Wehmütig schaut Sabine B. aus dem Fenster ihres Büros nach Süden. Gerne wäre sie im Land mit den herrlichen Zwiebel-Kirchtürmen in Bayern. Wenn sie auf das Dach ihres Pfarrhauses steigt, kann sie bei gutem Wetter den Drachenfels sehen und doch träumt sie von einer Pfarrstelle am Chiemsee. Ob die Rheinländerin (48) sich auf dem dortigen kirchlichen Parkett zurechtfinden würde ist alles andere als ausgemacht, schließlich gehen die protestantischen Traditionen in deutschen Landen alles andere als synchron. Den meisten Kirchenleitungen gefällt das, sie schätzen produits reginaux, nicht nur bei Käse und Wein. Es scheint so, als könnte sich das in Zeiten, da über eine digitale Kirche nachgedacht wird, als Nachteil erweisen. Denn die Koordinierung an welchen Stellen über das Thema nachgedacht wird stockt und zwar merklich. Seit der EKD-Synode 2014 (Kommunikation des Evangeliums in der digitalen Gesellschaft) hat sich wenig getan.
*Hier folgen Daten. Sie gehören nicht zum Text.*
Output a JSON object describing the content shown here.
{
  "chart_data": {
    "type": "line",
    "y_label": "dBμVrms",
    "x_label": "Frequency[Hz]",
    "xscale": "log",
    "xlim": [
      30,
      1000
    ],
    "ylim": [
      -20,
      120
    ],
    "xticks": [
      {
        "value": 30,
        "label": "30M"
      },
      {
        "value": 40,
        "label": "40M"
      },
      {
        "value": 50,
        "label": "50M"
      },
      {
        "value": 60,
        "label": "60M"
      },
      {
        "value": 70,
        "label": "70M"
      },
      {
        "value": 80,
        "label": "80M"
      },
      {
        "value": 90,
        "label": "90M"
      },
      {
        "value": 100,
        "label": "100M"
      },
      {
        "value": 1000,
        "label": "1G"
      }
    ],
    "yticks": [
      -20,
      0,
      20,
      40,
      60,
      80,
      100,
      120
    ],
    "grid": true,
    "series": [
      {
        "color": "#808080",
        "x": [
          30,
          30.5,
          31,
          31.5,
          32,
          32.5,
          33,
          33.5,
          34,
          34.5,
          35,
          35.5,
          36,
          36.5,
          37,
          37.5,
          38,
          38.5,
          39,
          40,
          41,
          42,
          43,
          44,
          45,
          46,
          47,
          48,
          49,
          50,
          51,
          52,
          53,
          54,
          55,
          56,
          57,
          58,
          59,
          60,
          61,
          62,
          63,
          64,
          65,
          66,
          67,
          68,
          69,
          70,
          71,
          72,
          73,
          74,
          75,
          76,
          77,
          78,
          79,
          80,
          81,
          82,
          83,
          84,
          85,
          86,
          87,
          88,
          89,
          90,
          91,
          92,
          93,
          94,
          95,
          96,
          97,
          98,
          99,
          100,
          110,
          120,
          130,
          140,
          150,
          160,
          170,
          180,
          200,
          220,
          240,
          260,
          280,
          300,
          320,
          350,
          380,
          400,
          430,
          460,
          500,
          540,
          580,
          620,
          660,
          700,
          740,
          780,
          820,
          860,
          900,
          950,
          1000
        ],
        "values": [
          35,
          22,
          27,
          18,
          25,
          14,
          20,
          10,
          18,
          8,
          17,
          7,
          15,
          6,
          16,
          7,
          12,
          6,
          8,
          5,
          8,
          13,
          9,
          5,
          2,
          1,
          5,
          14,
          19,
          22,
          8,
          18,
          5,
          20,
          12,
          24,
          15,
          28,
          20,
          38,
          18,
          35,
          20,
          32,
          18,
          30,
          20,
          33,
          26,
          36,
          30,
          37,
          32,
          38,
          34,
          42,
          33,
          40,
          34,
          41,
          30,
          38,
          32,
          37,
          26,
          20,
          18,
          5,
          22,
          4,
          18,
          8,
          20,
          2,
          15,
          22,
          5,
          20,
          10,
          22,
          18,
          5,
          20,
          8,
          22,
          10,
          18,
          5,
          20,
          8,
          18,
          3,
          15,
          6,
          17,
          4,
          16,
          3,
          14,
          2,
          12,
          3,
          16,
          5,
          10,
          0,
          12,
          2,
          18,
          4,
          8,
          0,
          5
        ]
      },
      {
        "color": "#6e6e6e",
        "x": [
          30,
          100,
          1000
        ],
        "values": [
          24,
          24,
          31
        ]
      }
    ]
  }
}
Als das die Jugend-Deligierten auf der Synode im letzten Jahr anmerkten, wurde das Thema in den –Achtung!- Zukunftsausschuß verwiesen. Soweit so schlecht, zeigt es doch wie wenig eine Kirche, die immer betont „nahe bei den Menschen“ sein zu wollen, wirklich bei den Menschen ist. Es darf vermutet werden, dass in den einzelnen Landeskirchen sehr unterschiedliche Einschätzungen zu diesem Thema vorliegen, ein Umstand, der zur Normalität im Umgang miteinander geworden ist. Ein ranghoher EKD-Vertreter bezeichnete kürzlich bei einer Veranstaltung ganz in der Nähe des Drachenfelses, die Ordinationspraxis der dortigen Landeskirche als „chaotisch“.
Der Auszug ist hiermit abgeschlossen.